A space designed to disappear behind the objects it holds.

The café comes first — or at least, the smell of coffee does. Guests choose their own cup before ordering, testing the product the only honest way: by using it. The bar counter is clad in custom tile by our studio, where fragments of vessels appear to emerge from raw clay, caught mid-birth.

Walls, floor, and ceiling share nearly the same warm tone, separated only by texture and the subtlest shift in hue — the same logic as the ceramics themselves: alike at first glance, distinct on closer inspection.

Rounded openings echo the brand’s signature loops and rings, making the architecture another object in the collection. A mirrored arch marks the boundary between two roles: visitor on one side, owner on the other.

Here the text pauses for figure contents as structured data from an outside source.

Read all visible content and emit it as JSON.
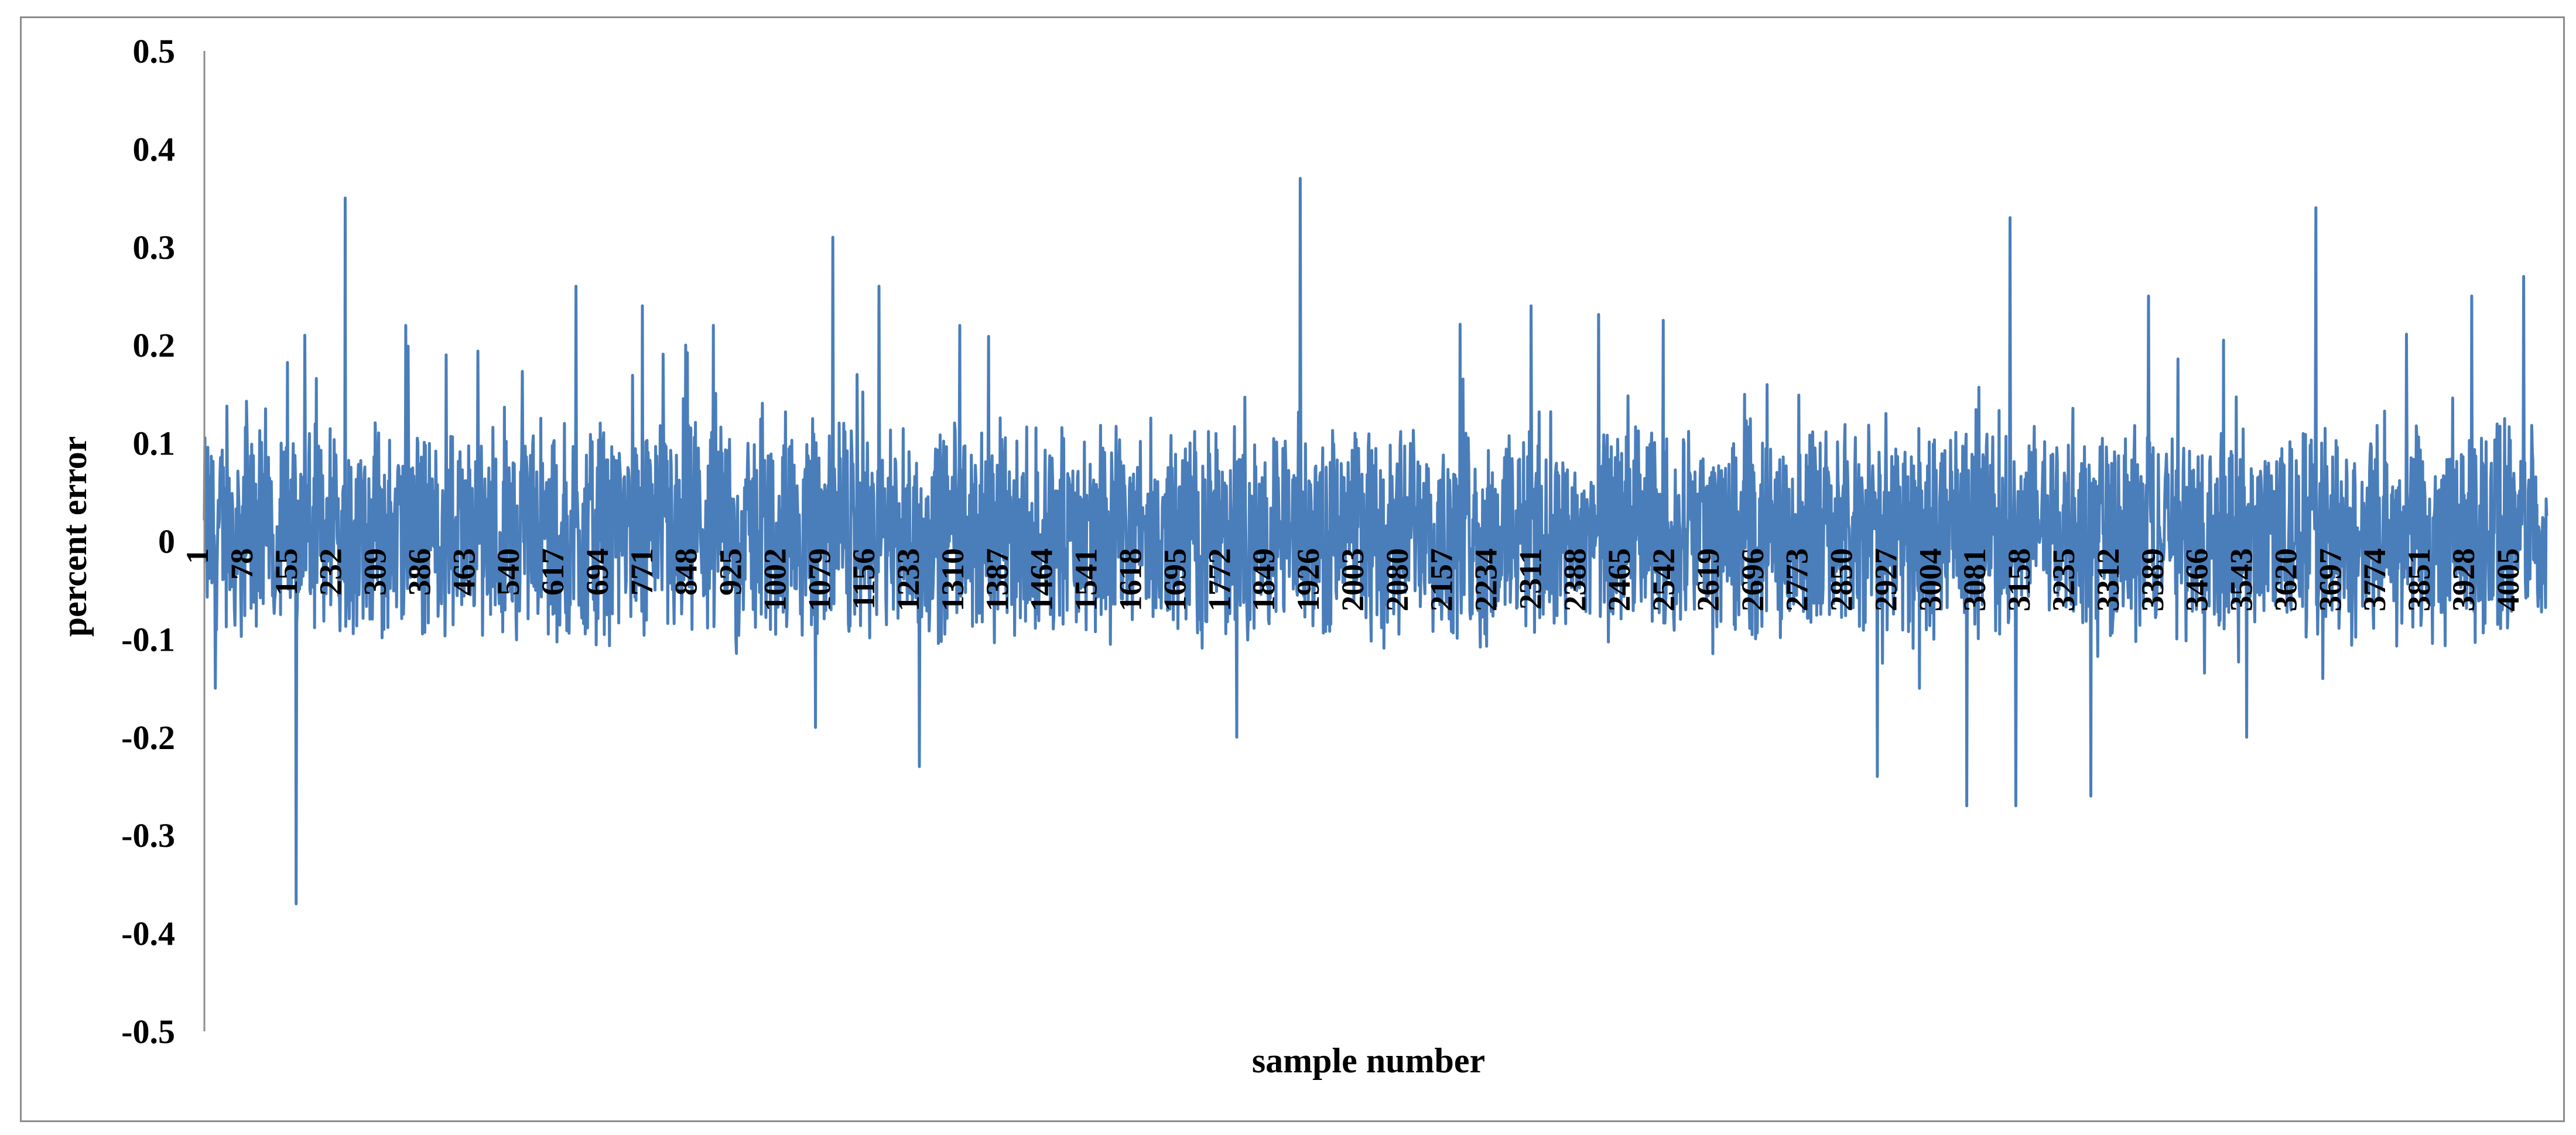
{
  "chart_data": {
    "type": "line",
    "title": "",
    "xlabel": "sample number",
    "ylabel": "percent error",
    "ylim": [
      -0.5,
      0.5
    ],
    "y_ticks": [
      "0.5",
      "0.4",
      "0.3",
      "0.2",
      "0.1",
      "0",
      "-0.1",
      "-0.2",
      "-0.3",
      "-0.4",
      "-0.5"
    ],
    "x_range": [
      1,
      4060
    ],
    "x_tick_labels": [
      "1",
      "78",
      "155",
      "232",
      "309",
      "386",
      "463",
      "540",
      "617",
      "694",
      "771",
      "848",
      "925",
      "1002",
      "1079",
      "1156",
      "1233",
      "1310",
      "1387",
      "1464",
      "1541",
      "1618",
      "1695",
      "1772",
      "1849",
      "1926",
      "2003",
      "2080",
      "2157",
      "2234",
      "2311",
      "2388",
      "2465",
      "2542",
      "2619",
      "2696",
      "2773",
      "2850",
      "2927",
      "3004",
      "3081",
      "3158",
      "3235",
      "3312",
      "3389",
      "3466",
      "3543",
      "3620",
      "3697",
      "3774",
      "3851",
      "3928",
      "4005"
    ],
    "legend": "none",
    "grid": false,
    "series": [
      {
        "color": "#4a7ebb",
        "peaks": [
          {
            "x": 20,
            "y": -0.15
          },
          {
            "x": 160,
            "y": -0.37
          },
          {
            "x": 175,
            "y": 0.21
          },
          {
            "x": 245,
            "y": 0.35
          },
          {
            "x": 350,
            "y": 0.22
          },
          {
            "x": 420,
            "y": 0.19
          },
          {
            "x": 645,
            "y": 0.26
          },
          {
            "x": 760,
            "y": 0.24
          },
          {
            "x": 835,
            "y": 0.2
          },
          {
            "x": 1060,
            "y": -0.19
          },
          {
            "x": 1090,
            "y": 0.31
          },
          {
            "x": 1170,
            "y": 0.26
          },
          {
            "x": 1240,
            "y": -0.23
          },
          {
            "x": 1310,
            "y": 0.22
          },
          {
            "x": 1790,
            "y": -0.2
          },
          {
            "x": 1900,
            "y": 0.37
          },
          {
            "x": 2300,
            "y": 0.24
          },
          {
            "x": 2900,
            "y": -0.24
          },
          {
            "x": 3055,
            "y": -0.27
          },
          {
            "x": 3130,
            "y": 0.33
          },
          {
            "x": 3140,
            "y": -0.27
          },
          {
            "x": 3270,
            "y": -0.26
          },
          {
            "x": 3370,
            "y": 0.25
          },
          {
            "x": 3540,
            "y": -0.2
          },
          {
            "x": 3660,
            "y": 0.34
          },
          {
            "x": 3930,
            "y": 0.25
          },
          {
            "x": 4020,
            "y": 0.27
          }
        ]
      }
    ]
  }
}
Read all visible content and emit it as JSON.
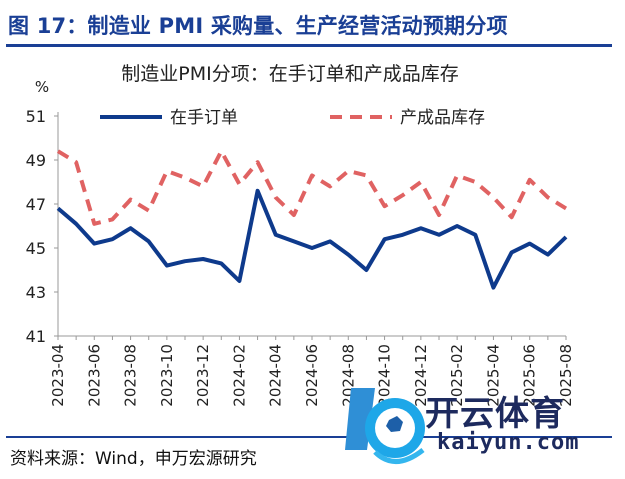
{
  "figure_title": "图 17：制造业 PMI 采购量、生产经营活动预期分项",
  "source_text": "资料来源：Wind，申万宏源研究",
  "watermark": {
    "cn": "开云体育",
    "en": "kaiyun.com"
  },
  "chart_data": {
    "type": "line",
    "title": "制造业PMI分项：在手订单和产成品库存",
    "unit_label": "%",
    "categories": [
      "2023-04",
      "2023-05",
      "2023-06",
      "2023-07",
      "2023-08",
      "2023-09",
      "2023-10",
      "2023-11",
      "2023-12",
      "2024-01",
      "2024-02",
      "2024-03",
      "2024-04",
      "2024-05",
      "2024-06",
      "2024-07",
      "2024-08",
      "2024-09",
      "2024-10",
      "2024-11",
      "2024-12",
      "2025-01",
      "2025-02",
      "2025-03",
      "2025-04",
      "2025-05",
      "2025-06",
      "2025-07",
      "2025-08"
    ],
    "tick_labels": [
      "2023-04",
      "2023-06",
      "2023-08",
      "2023-10",
      "2023-12",
      "2024-02",
      "2024-04",
      "2024-06",
      "2024-08",
      "2024-10",
      "2024-12",
      "2025-02",
      "2025-04",
      "2025-06",
      "2025-08"
    ],
    "ylim": [
      41,
      51
    ],
    "yticks": [
      41,
      43,
      45,
      47,
      49,
      51
    ],
    "grid": false,
    "legend_position": "top",
    "series": [
      {
        "name": "在手订单",
        "color": "#0e3a8c",
        "style": "solid",
        "values": [
          46.8,
          46.1,
          45.2,
          45.4,
          45.9,
          45.3,
          44.2,
          44.4,
          44.5,
          44.3,
          43.5,
          47.6,
          45.6,
          45.3,
          45.0,
          45.3,
          44.7,
          44.0,
          45.4,
          45.6,
          45.9,
          45.6,
          46.0,
          45.6,
          43.2,
          44.8,
          45.2,
          44.7,
          45.5
        ]
      },
      {
        "name": "产成品库存",
        "color": "#e06262",
        "style": "dashed",
        "values": [
          49.4,
          48.9,
          46.1,
          46.3,
          47.2,
          46.7,
          48.5,
          48.2,
          47.8,
          49.4,
          47.9,
          48.9,
          47.3,
          46.5,
          48.3,
          47.8,
          48.5,
          48.3,
          46.9,
          47.4,
          48.0,
          46.5,
          48.3,
          48.0,
          47.3,
          46.4,
          48.1,
          47.3,
          46.8
        ]
      }
    ]
  }
}
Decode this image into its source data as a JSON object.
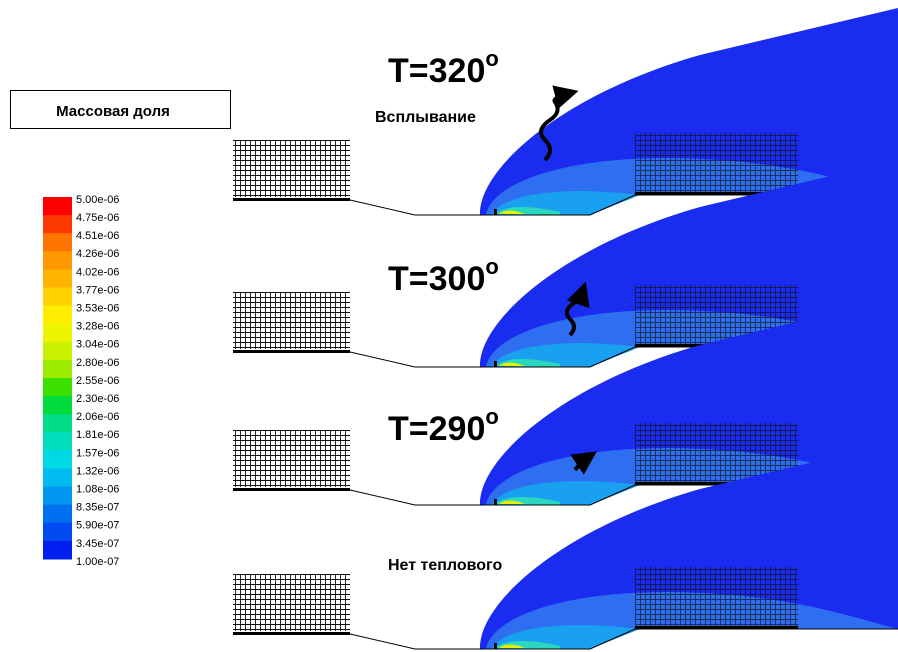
{
  "legend": {
    "title": "Массовая доля",
    "labels": [
      "5.00e-06",
      "4.75e-06",
      "4.51e-06",
      "4.26e-06",
      "4.02e-06",
      "3.77e-06",
      "3.53e-06",
      "3.28e-06",
      "3.04e-06",
      "2.80e-06",
      "2.55e-06",
      "2.30e-06",
      "2.06e-06",
      "1.81e-06",
      "1.57e-06",
      "1.32e-06",
      "1.08e-06",
      "8.35e-07",
      "5.90e-07",
      "3.45e-07",
      "1.00e-07"
    ],
    "colors": [
      "#ff0000",
      "#ff3a00",
      "#ff7400",
      "#ff9800",
      "#ffb400",
      "#ffd200",
      "#ffee00",
      "#eef400",
      "#c8f000",
      "#9aeb00",
      "#3ce000",
      "#00dc3c",
      "#00dc8a",
      "#00dcbc",
      "#00d8e4",
      "#00bcf0",
      "#0096f0",
      "#0070f0",
      "#004cf0",
      "#0020f0"
    ]
  },
  "panels": [
    {
      "label": "T=320",
      "sup": "o",
      "caption": "Всплывание"
    },
    {
      "label": "T=300",
      "sup": "o"
    },
    {
      "label": "T=290",
      "sup": "o"
    },
    {
      "caption": "Нет теплового"
    }
  ]
}
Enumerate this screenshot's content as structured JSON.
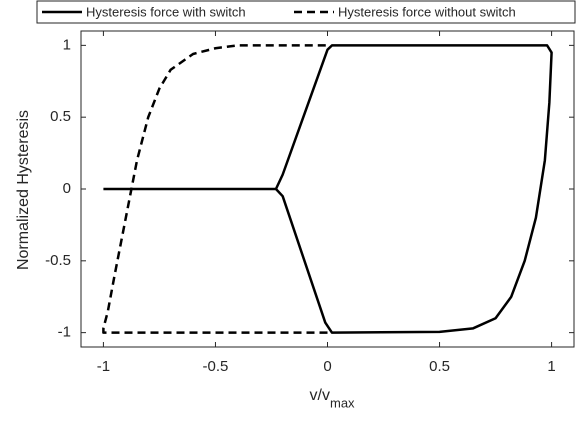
{
  "chart_data": {
    "type": "line",
    "xlabel": {
      "text": "v/v",
      "subscript": "max"
    },
    "ylabel": "Normalized Hysteresis",
    "xlim": [
      -1.1,
      1.1
    ],
    "ylim": [
      -1.1,
      1.1
    ],
    "xticks": [
      -1,
      -0.5,
      0,
      0.5,
      1
    ],
    "yticks": [
      -1,
      -0.5,
      0,
      0.5,
      1
    ],
    "legend": "top",
    "series": [
      {
        "name": "Hysteresis force with switch",
        "color": "#000000",
        "dash": "solid",
        "x": [
          -1,
          -0.23,
          -0.2,
          0,
          0.02,
          0.98,
          1,
          0.99,
          0.97,
          0.93,
          0.88,
          0.82,
          0.75,
          0.65,
          0.5,
          0.02,
          -0.01,
          -0.2,
          -0.23
        ],
        "values": [
          0,
          0,
          0.1,
          0.97,
          1,
          1,
          0.95,
          0.6,
          0.2,
          -0.2,
          -0.5,
          -0.75,
          -0.9,
          -0.97,
          -0.995,
          -1,
          -0.93,
          -0.05,
          0
        ]
      },
      {
        "name": "Hysteresis force without switch",
        "color": "#000000",
        "dash": "dashed",
        "x": [
          0,
          -1,
          -1,
          -0.98,
          -0.95,
          -0.9,
          -0.85,
          -0.8,
          -0.75,
          -0.7,
          -0.6,
          -0.5,
          -0.4,
          0
        ],
        "values": [
          -1,
          -1,
          -0.97,
          -0.85,
          -0.6,
          -0.2,
          0.2,
          0.5,
          0.7,
          0.83,
          0.94,
          0.98,
          1,
          1
        ]
      }
    ]
  }
}
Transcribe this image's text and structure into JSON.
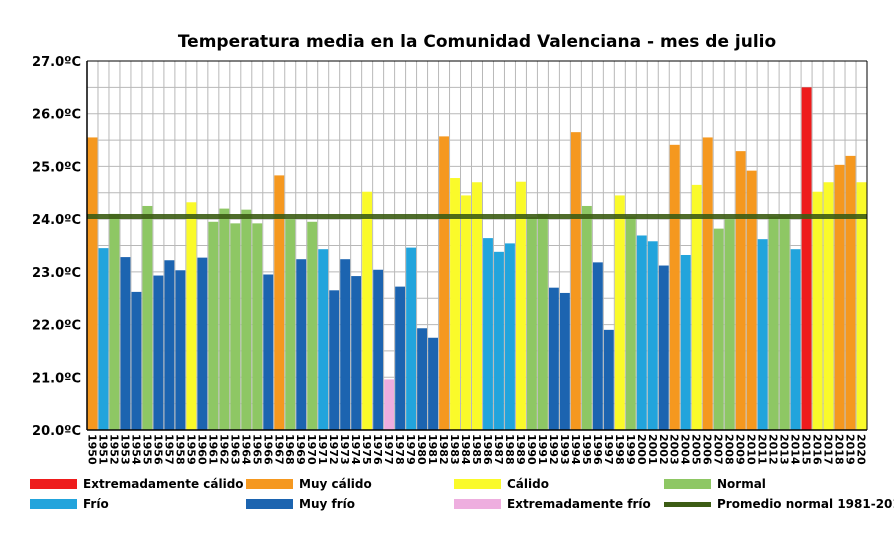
{
  "chart_data": {
    "type": "bar",
    "title": "Temperatura media en la Comunidad Valenciana - mes de julio",
    "xlabel": "",
    "ylabel": "",
    "ylim": [
      20.0,
      27.0
    ],
    "y_ticks": [
      "20.0ºC",
      "21.0ºC",
      "22.0ºC",
      "23.0ºC",
      "24.0ºC",
      "25.0ºC",
      "26.0ºC",
      "27.0ºC"
    ],
    "y_tick_values": [
      20,
      21,
      22,
      23,
      24,
      25,
      26,
      27
    ],
    "grid": true,
    "categories": [
      "1950",
      "1951",
      "1952",
      "1953",
      "1954",
      "1955",
      "1956",
      "1957",
      "1958",
      "1959",
      "1960",
      "1961",
      "1962",
      "1963",
      "1964",
      "1965",
      "1966",
      "1967",
      "1968",
      "1969",
      "1970",
      "1971",
      "1972",
      "1973",
      "1974",
      "1975",
      "1976",
      "1977",
      "1978",
      "1979",
      "1980",
      "1981",
      "1982",
      "1983",
      "1984",
      "1985",
      "1986",
      "1987",
      "1988",
      "1989",
      "1990",
      "1991",
      "1992",
      "1993",
      "1994",
      "1995",
      "1996",
      "1997",
      "1998",
      "1999",
      "2000",
      "2001",
      "2002",
      "2003",
      "2004",
      "2005",
      "2006",
      "2007",
      "2008",
      "2009",
      "2010",
      "2011",
      "2012",
      "2013",
      "2014",
      "2015",
      "2016",
      "2017",
      "2018",
      "2019",
      "2020"
    ],
    "values": [
      25.55,
      23.45,
      24.1,
      23.28,
      22.62,
      24.25,
      22.93,
      23.22,
      23.03,
      24.32,
      23.27,
      23.95,
      24.2,
      23.92,
      24.18,
      23.92,
      22.95,
      24.83,
      24.0,
      23.24,
      23.95,
      23.43,
      22.65,
      23.24,
      22.92,
      24.52,
      23.04,
      20.96,
      22.72,
      23.46,
      21.93,
      21.75,
      25.57,
      24.78,
      24.45,
      24.7,
      23.64,
      23.38,
      23.54,
      24.71,
      24.04,
      24.1,
      22.7,
      22.6,
      25.65,
      24.25,
      23.18,
      21.9,
      24.45,
      24.05,
      23.69,
      23.58,
      23.12,
      25.41,
      23.32,
      24.65,
      25.55,
      23.82,
      24.0,
      25.29,
      24.92,
      23.62,
      24.05,
      24.08,
      23.43,
      26.5,
      24.52,
      24.7,
      25.03,
      25.2,
      24.7
    ],
    "classes": [
      "muy_calido",
      "frio",
      "normal",
      "muy_frio",
      "muy_frio",
      "normal",
      "muy_frio",
      "muy_frio",
      "muy_frio",
      "calido",
      "muy_frio",
      "normal",
      "normal",
      "normal",
      "normal",
      "normal",
      "muy_frio",
      "muy_calido",
      "normal",
      "muy_frio",
      "normal",
      "frio",
      "muy_frio",
      "muy_frio",
      "muy_frio",
      "calido",
      "muy_frio",
      "extremadamente_frio",
      "muy_frio",
      "frio",
      "muy_frio",
      "muy_frio",
      "muy_calido",
      "calido",
      "calido",
      "calido",
      "frio",
      "frio",
      "frio",
      "calido",
      "normal",
      "normal",
      "muy_frio",
      "muy_frio",
      "muy_calido",
      "normal",
      "muy_frio",
      "muy_frio",
      "calido",
      "normal",
      "frio",
      "frio",
      "muy_frio",
      "muy_calido",
      "frio",
      "calido",
      "muy_calido",
      "normal",
      "normal",
      "muy_calido",
      "muy_calido",
      "frio",
      "normal",
      "normal",
      "frio",
      "extremadamente_calido",
      "calido",
      "calido",
      "muy_calido",
      "muy_calido",
      "calido"
    ],
    "colors": {
      "extremadamente_calido": "#ee1c1c",
      "muy_calido": "#f5981f",
      "calido": "#fafa2a",
      "normal": "#8ec764",
      "frio": "#22a4dc",
      "muy_frio": "#1c64b0",
      "extremadamente_frio": "#eeaedf",
      "promedio": "#3c5c14"
    },
    "reference_line": {
      "name": "Promedio normal 1981-2010",
      "value": 24.05
    },
    "legend": [
      {
        "key": "extremadamente_calido",
        "label": "Extremadamente cálido"
      },
      {
        "key": "muy_calido",
        "label": "Muy cálido"
      },
      {
        "key": "calido",
        "label": "Cálido"
      },
      {
        "key": "normal",
        "label": "Normal"
      },
      {
        "key": "frio",
        "label": "Frío"
      },
      {
        "key": "muy_frio",
        "label": "Muy frío"
      },
      {
        "key": "extremadamente_frio",
        "label": "Extremadamente frío"
      },
      {
        "key": "promedio",
        "label": "Promedio normal 1981-2010",
        "line": true
      }
    ],
    "legend_placement": "bottom"
  }
}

Shelves sit at living-room height — never climbing the walls — so every piece is easy to imagine at home. At the far end, a large wooden cabinet curves into a quiet arc: proof that familiar forms can still surprise, just as the brand’s modernist shapes reveal themselves differently each time.

Outside, the building is historic Kyiv stone. We matched the entrance — steps, ramp, all surfaces — in crushed granite chosen to disappear into the facade. Nothing competes for attention. From the street, the eye goes straight through the glass to the objects inside, and in the evening, to the warm light that holds them.